With a GPU-5 gun pod strapped on, Air Force officials believed the fast-moving F-16s could attack enemy troops just as well as A-10s — while avoiding enemy missiles. The GPU-5 contained a 30-millimeter Gatling gun derived from the Warthog’s monstrous main cannon. Both guns fired the same massive shells.
The Air Force had already tested A-10s against A-7 strike planes armed with the GPU-5. But during the flight tests, the Warthog proved to be the more effective aircraft.
Aviation firm Piper Aircraft also expected its PA-48 Enforcer — an unlikely challenger derived from the World War II P-51 Mustang — would carry these weapons, as well.
Three years later, the Government Accountability Office examined the Air Force’s plan. The federal watchdog was … skeptical.
“The GAO observed that the tactical aircraft development priority is the Advanced Tactical Fighter,” the report noted, referring to what would become the F-22 stealth fighter. “The Air Force cannot afford to fund two development projects concurrently.”
Meanwhile, the Pentagon was worried they would be on the hook for three different aircraft. Since the Air Force hadn’t yet converted any F-16s, the Warthogs would still have to keep flying — for at least some amount of time.
“The [Defense] Department was concerned that the Air Force may not have sufficiently considered all viable aircraft alternatives or adequately emphasized the close air support mission,” the GAO reported.
But by the time Iraq invaded Kuwait in 1990, the Air Force had prevailed and begun implementing its plan. When the American-led coalition unleashed its aerial blitzkrieg against Iraq, the flying branch had F-16s with GPU-5s ready to go.
The results were a mess.
“The F-16 … did not live up to the expectations,” the RAND Corporation concluded in a study ordered by the Air Force afterwards. “The GPU-5, 30-millimeter gun pod, was tried for one day.”
The biggest problem for the add-on guns was recoil. Attached to the centerline pylon under the F-16’s fuselage by two relatively small hoops, the pods wobbled around violently as they fired the huge shells.

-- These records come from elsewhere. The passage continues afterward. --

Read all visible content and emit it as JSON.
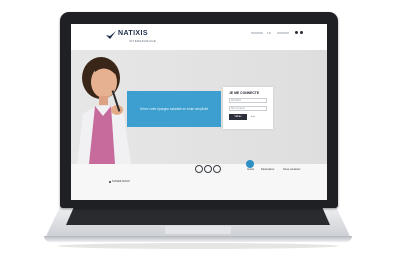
{
  "brand": {
    "name": "NATIXIS",
    "tagline": "INTEREPARGNE",
    "color": "#1b2a4a"
  },
  "header": {
    "lang_label": "FR"
  },
  "hero": {
    "promo_text": "Gérez votre épargne salariale en toute simplicité",
    "promo_color": "#3c9fcf"
  },
  "login": {
    "title": "JE ME CONNECTE",
    "id_placeholder": "Identifiant",
    "password_placeholder": "Mot de passe",
    "submit_label": "Valider",
    "help_link": "Aide"
  },
  "footer": {
    "links": [
      "Accès",
      "Partenaires",
      "Nous contacter"
    ],
    "social_icons": [
      "facebook-icon",
      "twitter-icon",
      "linkedin-icon"
    ],
    "left_label": "SUIVEZ-NOUS"
  },
  "chat": {
    "icon": "chat-icon",
    "color": "#2d8fc4"
  }
}
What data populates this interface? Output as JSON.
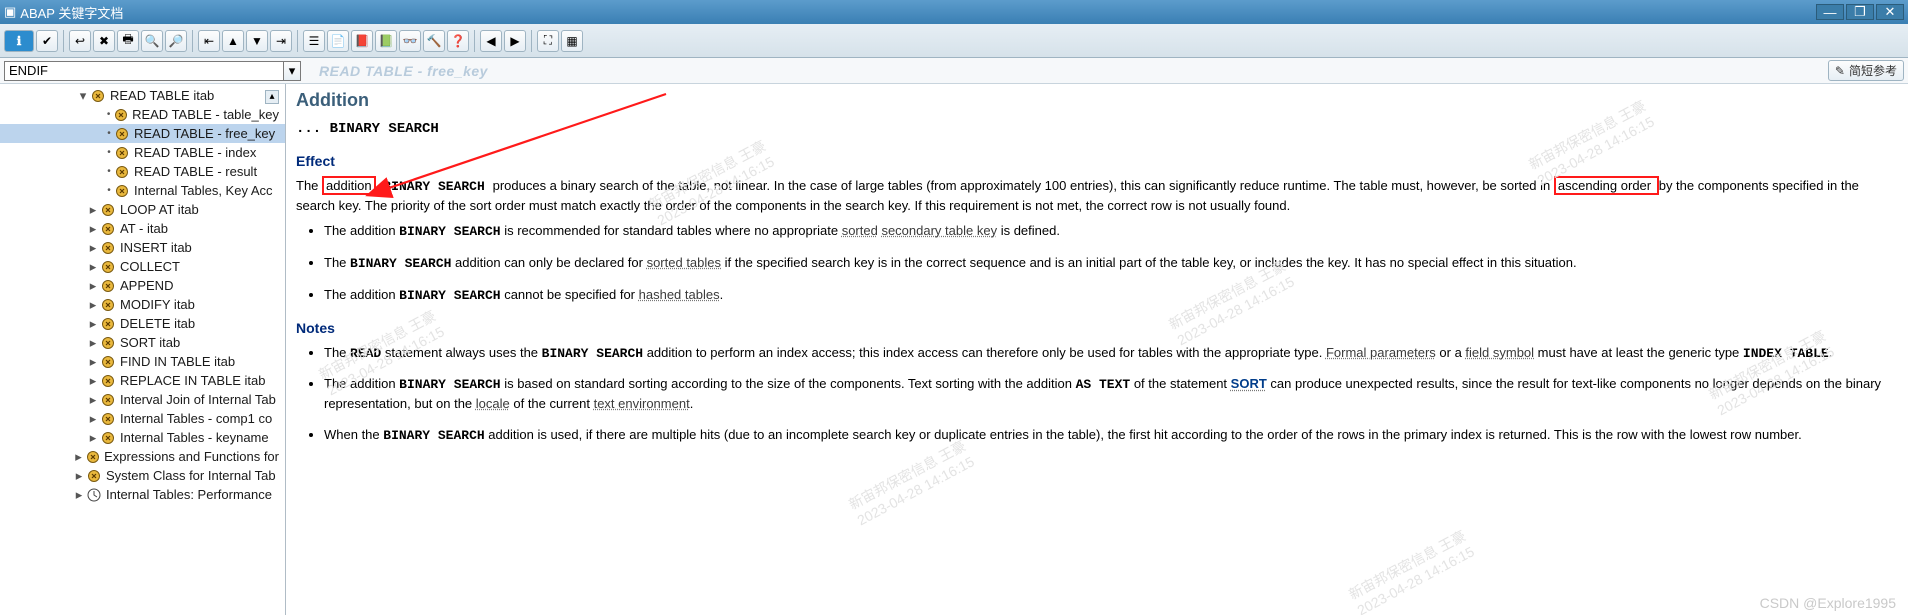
{
  "app_title": "ABAP 关键字文档",
  "toolbar_icons": [
    "menu",
    "check",
    "back",
    "cancel",
    "print",
    "find",
    "findnext",
    "page-first",
    "page-prev",
    "page-next",
    "page-last",
    "layout",
    "new",
    "book1",
    "book2",
    "glasses",
    "hammer",
    "question",
    "nav-left",
    "nav-right",
    "preview",
    "overview"
  ],
  "search_value": "ENDIF",
  "breadcrumb": "READ TABLE - free_key",
  "reflink_label": "简短参考",
  "tree": {
    "top": {
      "label": "READ TABLE itab",
      "children": [
        {
          "label": "READ TABLE - table_key",
          "bullet": true
        },
        {
          "label": "READ TABLE - free_key",
          "bullet": true,
          "selected": true
        },
        {
          "label": "READ TABLE - index",
          "bullet": true
        },
        {
          "label": "READ TABLE - result",
          "bullet": true
        },
        {
          "label": "Internal Tables, Key Acc",
          "bullet": true
        }
      ]
    },
    "rest": [
      {
        "label": "LOOP AT itab"
      },
      {
        "label": "AT - itab"
      },
      {
        "label": "INSERT itab"
      },
      {
        "label": "COLLECT"
      },
      {
        "label": "APPEND"
      },
      {
        "label": "MODIFY itab"
      },
      {
        "label": "DELETE itab"
      },
      {
        "label": "SORT itab"
      },
      {
        "label": "FIND IN TABLE itab"
      },
      {
        "label": "REPLACE IN TABLE itab"
      },
      {
        "label": "Interval Join of Internal Tab"
      },
      {
        "label": "Internal Tables - comp1 co"
      },
      {
        "label": "Internal Tables - keyname"
      }
    ],
    "rest2": [
      {
        "label": "Expressions and Functions for"
      },
      {
        "label": "System Class for Internal Tab"
      },
      {
        "label": "Internal Tables: Performance",
        "clock": true
      }
    ]
  },
  "doc": {
    "h_addition": "Addition",
    "code_line_prefix": "... ",
    "code_line": "BINARY SEARCH",
    "h_effect": "Effect",
    "effect_para_pre": "The ",
    "effect_addition_boxed": "addition",
    "effect_binary_search": " BINARY SEARCH ",
    "effect_para_mid1": "produces a binary search of the table, not linear. In the case of large tables (from approximately 100 entries), this can significantly reduce runtime. The table must, however, be sorted in ",
    "effect_asc_boxed": "ascending order ",
    "effect_para_mid2": "by the components specified in the search key. The priority of the sort order must match exactly the order of the components in the search key. If this requirement is not met, the correct row is not usually found.",
    "effect_bullets": [
      {
        "pre": "The addition ",
        "code": "BINARY SEARCH",
        "post": " is recommended for standard tables where no appropriate ",
        "link1": "sorted",
        "link2": "secondary table key",
        "tail": " is defined."
      },
      {
        "pre": "The ",
        "code": "BINARY SEARCH",
        "post": " addition can only be declared for ",
        "link": "sorted tables",
        "tail": " if the specified search key is in the correct sequence and is an initial part of the table key, or includes the key. It has no special effect in this situation."
      },
      {
        "pre": "The addition ",
        "code": "BINARY SEARCH",
        "post": " cannot be specified for ",
        "link": "hashed tables",
        "tail": "."
      }
    ],
    "h_notes": "Notes",
    "notes_bullets": [
      {
        "pre": "The ",
        "code": "READ",
        "mid": " statement always uses the ",
        "code2": "BINARY SEARCH",
        "post": " addition to perform an index access; this index access can therefore only be used for tables with the appropriate type. ",
        "link": "Formal parameters",
        "tail": " or a ",
        "link2": "field symbol",
        "tail2": " must have at least the generic type ",
        "code3": "INDEX TABLE",
        "end": "."
      },
      {
        "pre": "The addition ",
        "code": "BINARY SEARCH",
        "post": " is based on standard sorting according to the size of the components. Text sorting with the addition ",
        "code2": "AS TEXT",
        "mid": " of the statement ",
        "link": "SORT",
        "tail": " can produce unexpected results, since the result for text-like components no longer depends on the binary representation, but on the ",
        "link2": "locale",
        "tail2": " of the current ",
        "link3": "text environment",
        "end": "."
      },
      {
        "pre": "When the ",
        "code": "BINARY SEARCH",
        "post": " addition is used, if there are multiple hits (due to an incomplete search key or duplicate entries in the table), the first hit according to the order of the rows in the primary index is returned. This is the row with the lowest row number."
      }
    ]
  },
  "watermarks": [
    {
      "text": "新宙邦保密信息 王豪",
      "date": "2023-04-28 14:16:15",
      "style": "left:30px; top:250px;"
    },
    {
      "text": "新宙邦保密信息 王豪",
      "date": "2023-04-28 14:16:15",
      "style": "left:360px; top:80px;"
    },
    {
      "text": "新宙邦保密信息 王豪",
      "date": "2023-04-28 14:16:15",
      "style": "left:560px; top:380px;"
    },
    {
      "text": "新宙邦保密信息 王豪",
      "date": "2023-04-28 14:16:15",
      "style": "left:880px; top:200px;"
    },
    {
      "text": "新宙邦保密信息 王豪",
      "date": "2023-04-28 14:16:15",
      "style": "left:1060px; top:470px;"
    },
    {
      "text": "新宙邦保密信息 王豪",
      "date": "2023-04-28 14:16:15",
      "style": "left:1240px; top:40px;"
    },
    {
      "text": "新宙邦保密信息 王豪",
      "date": "2023-04-28 14:16:15",
      "style": "left:1420px; top:270px;"
    }
  ],
  "csdn": "CSDN @Explore1995"
}
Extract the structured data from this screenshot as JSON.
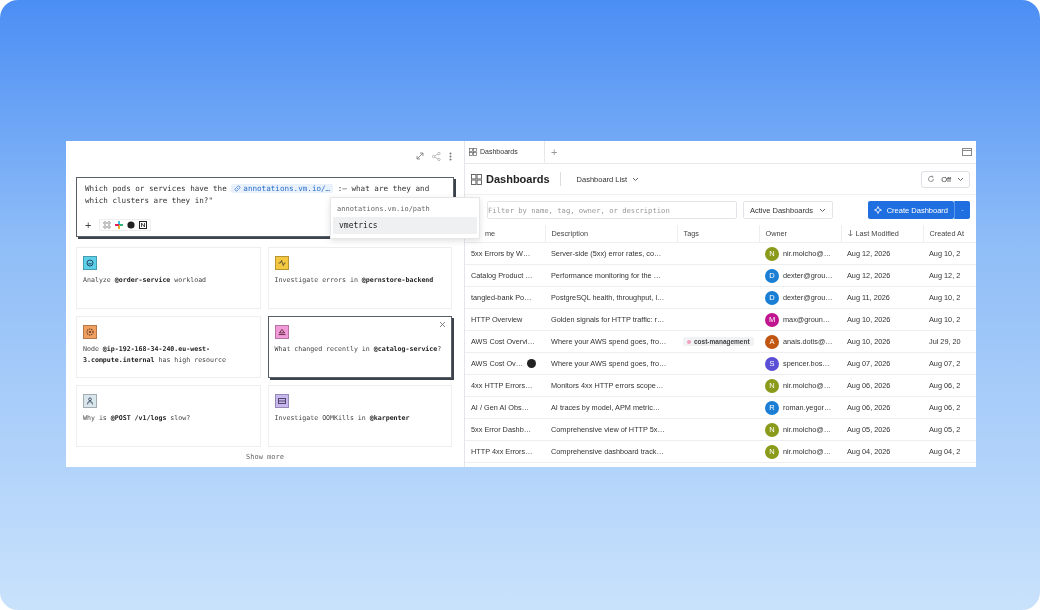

Shooting straight was practically impossible. The F-16’s “weapon releases were so inaccurate they couldn’t hit a dinner plate with a spoon,” Sprey said, relating an anecdote he’d heard from a veteran of the conflict.
The abortive GPU-5s are now long gone. The Air Force has no current plans to buy any other similar weapons.
Over Iraq and Kuwait, the aircraft’s only saving grace had been the sheer amount of them. “The F-16 force provided the numbers to keep constant pressure on the Iraqi army,” RAND noted.
To be fair, the Air Force didn’t give many smart bombs to units flying the Falcons — which would have improved their accuracy. The flying branch believed the F-16’s computer gear was sophisticated enough for pilots to lob unguided bombs onto enemy formations.
“Although this accuracy is satisfactory for buildings and large targets, it is not an effective way to engage hard point targets such as tanks, unless the weapon has a large lethal radius,” RAND’s researchers stated.
Not bad for waves of F-16s bombing entrenched Iraqi positions. But this sort of “accuracy” would have been wholly insufficient, if not downright dangerous, if the Iraqis came especially close to friendly troops.
As a result, “most of their sorties were flown against Iraqi forces … in the kill boxes centered in the northern half of Kuwait, and in southern Iraq,” well away from coalition forces, RAND’s report stated.
F-16s now regularly lob all sorts of guided missiles and bombs at hostile targets. But today’s much improved version—lovingly referred to as Vipers—still don’t have anything that can match the Warthog’s devastating gun.